Hans Kelsen Definition of Law

To gain a useful understanding of the breadth of Kelsen`s interests in political philosophy, it is instructive to examine Charles Covell`s 1980s book, The Redefinition of Conservatism, in which Covell places Kelsen in the philosophical context of Ludwig Wittgenstein, Roger Scruton, Michael Oakeshott, John Casey, and Maurice Cowling. [48] Although Kelsen`s political preferences were generally aimed at more liberal expressions, Conell`s perspective on modern liberal conservatism in his book provides an effective foil for highlighting Kelsen`s own accents in his own orientations in political philosophy. As Covell summarizes, Kelsen`s interests in political philosophy extended beyond “practical perspectives underlying morality, religion, culture, and social customs.” [49] Kelsen`s monistic legal theory, according to which international law and municipal law have the same subject, paved the way for the dominant contemporary doctrine: international law can encompass any aspect of human life that justifies the protection of human rights under international law. Kelsen`s doctrine of identifying law and the state regarded the legal order of the modern state as the model for any legal system. Since he also regarded physical coercion as a prerequisite for a normative legal order, Kelsen had to look for such a coercive element in the international order and find it in war. The experience of World War II led Kelsen to develop the doctrine of “just war” (bellum iustum) as an appropriate punishment for violations of international norms, a theory difficult to reconcile with his condemnation of any form of natural law. The narrow definition of Kelsen`s law prevented him from assessing the true nature of normative systems that did not fall within the definition of the State. Such systems can rely on non-physical forms of coercion, which, as will be seen in this article, are also accessible to the international order. In 1940, at the age of 58, he fled Europe with his family on the last voyage of the SS Washington and embarked in Lisbon on June 1. He moved to the United States, where he gave the prestigious Oliver Wendell Holmes Lectures at Harvard Law School in 1942. He was endorsed by Roscoe Pound for a professorship at Harvard, but was rejected by Lon Fuller on Harvard faculty before becoming a full professor in the Department of Political Science at the University of California, Berkeley in 1945.

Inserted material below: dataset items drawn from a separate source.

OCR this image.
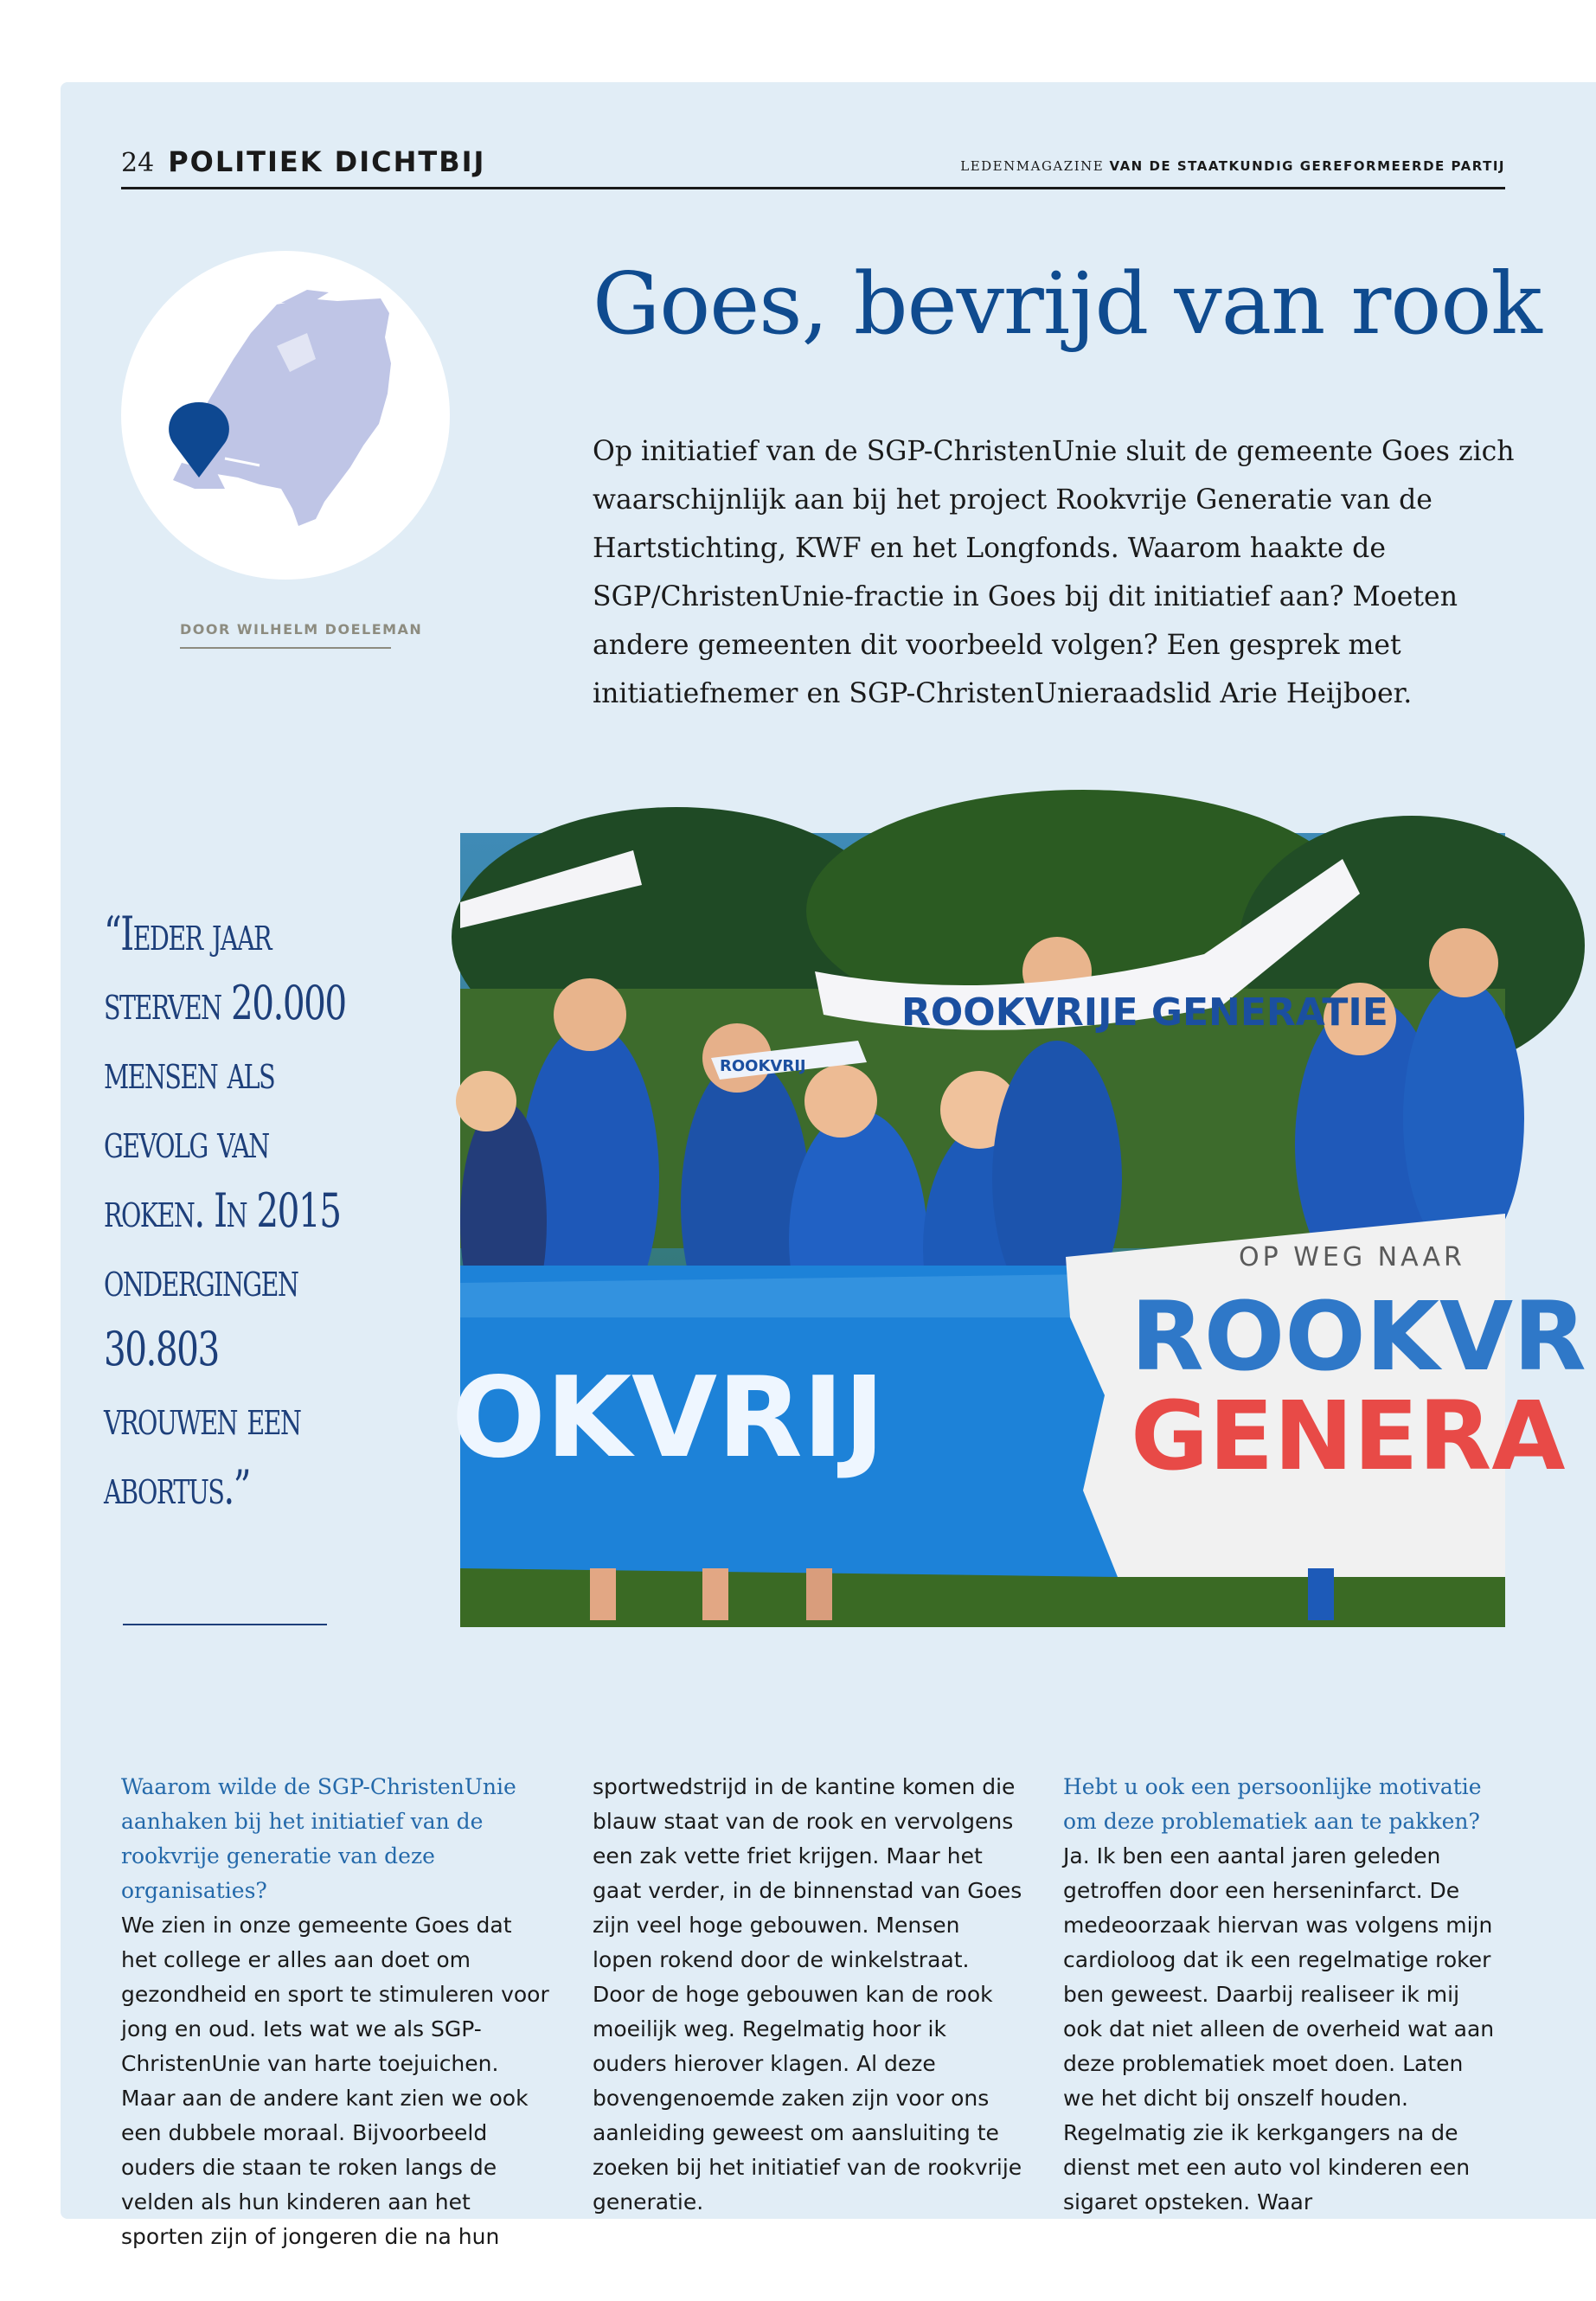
24 POLITIEK DICHTBIJ	LEDENMAGAZINE VAN DE STAATKUNDIG GEREFORMEERDE PARTIJ
DOOR WILHELM DOELEMAN
Goes, bevrijd van rook

Op initiatief van de SGP-ChristenUnie sluit de gemeente Goes zich waarschijnlijk aan bij het project Rookvrije Generatie van de Hartstichting, KWF en het Longfonds. Waarom haakte de SGP/ChristenUnie-fractie in Goes bij dit initiatief aan? Moeten andere gemeenten dit voorbeeld volgen? Een gesprek met initiatiefnemer en SGP-ChristenUnieraadslid Arie Heijboer.

“Ieder jaar sterven 20.000 mensen als gevolg van roken. In 2015 ondergingen 30.803 vrouwen een abortus.”

ROOKVRIJE GENERATIE
ROOKVRIJ
OKVRIJ
OP WEG NAAR
ROOKVR
GENERA
Waarom wilde de SGP-ChristenUnie aanhaken bij het initiatief van de rookvrije generatie van deze organisaties?

We zien in onze gemeente Goes dat het college er alles aan doet om gezondheid en sport te stimuleren voor jong en oud. Iets wat we als SGP-ChristenUnie van harte toejuichen. Maar aan de andere kant zien we ook een dubbele moraal. Bijvoorbeeld ouders die staan te roken langs de velden als hun kinderen aan het sporten zijn of jongeren die na hun

sportwedstrijd in de kantine komen die blauw staat van de rook en vervolgens een zak vette friet krijgen. Maar het gaat verder, in de binnenstad van Goes zijn veel hoge gebouwen. Mensen lopen rokend door de winkelstraat. Door de hoge gebouwen kan de rook moeilijk weg. Regelmatig hoor ik ouders hierover klagen. Al deze bovengenoemde zaken zijn voor ons aanleiding geweest om aansluiting te zoeken bij het initiatief van de rookvrije generatie.

Hebt u ook een persoonlijke motivatie om deze problematiek aan te pakken?

Ja. Ik ben een aantal jaren geleden getroffen door een herseninfarct. De medeoorzaak hiervan was volgens mijn cardioloog dat ik een regelmatige roker ben geweest. Daarbij realiseer ik mij ook dat niet alleen de overheid wat aan deze problematiek moet doen. Laten we het dicht bij onszelf houden. Regelmatig zie ik kerkgangers na de dienst met een auto vol kinderen een sigaret opsteken. Waar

Kelsen defended a position of discernment of the philosophical definition of justice, because it can be separated from the application of positive law. Fuller explained his disagreement: “I share Jerome Hall`s view, proven in these excellent readings, that justice should begin with justice. I prefer this preference not for reprimanded reasons, but because I am convinced that one cannot really understand the other questions of jurisprudence until one has addressed the problem of justice. Kelsen, for example, excludes justice from his study (of practical law) because it is an “irrational ideal” and therefore “not subject to knowledge.” The whole structure of his theory flows from this exclusion. The significance of his theory can therefore only be understood if we have subjected his keystone of negation to critical examination. [31] Lon Fuller believed that his natural law position against Kelsen was inconsistent with Kelsen`s commitment to the responsible use of positive law and jurisprudence. Over the next few years, Kelsen became increasingly concerned with issues of international law and international institutions such as the United Nations. In 1953/54 he was a visiting professor of international law at the United States Naval War College. Hans Kelsen (/ˈkɛlsən/; German: [ˈhans ˈkɛlsən]; (11 October 188†1 – 19 April 1973) was an Austrian jurist, legal philosopher and political philosopher. He is the author of the Austrian constitution of 1920, which is still valid to a very large extent today. Due to the rise of totalitarianism in Austria (and a 1929 constitutional amendment),[2] Kelsen went to Germany in 1930, but had to give up his academic post after Hitler seized power in 1933 due to his Jewish ancestry.

That year, he went to Geneva and settled in the United States in 1940. In 1934, Roscoe praised Pound Kelsen as “undoubtedly the leading jurist of the day.” In Vienna, Kelsen met Sigmund Freud and his entourage and wrote about social psychology and sociology. For Kelsen, the definition and redefinition of sovereignty in the context of twentieth-century modern law became a central theme in Hans Kelsen`s political philosophy from 1920 until the end of his life. [54] State sovereignty defines the jurisdiction of the laws governing the state and its affiliate. The principles of explicitly defined sovereignty became increasingly important to Kelsen, as the scope of his concerns extended more broadly to international law and its multiple implications after the end of World War I. For Kelsen, the regulation of international law in the presence of so-called sovereign borders represented either a major obstacle to the application of the principles of international law, or areas where the diminution of sovereignty could greatly facilitate the progress and effectiveness of international law in geopolitics.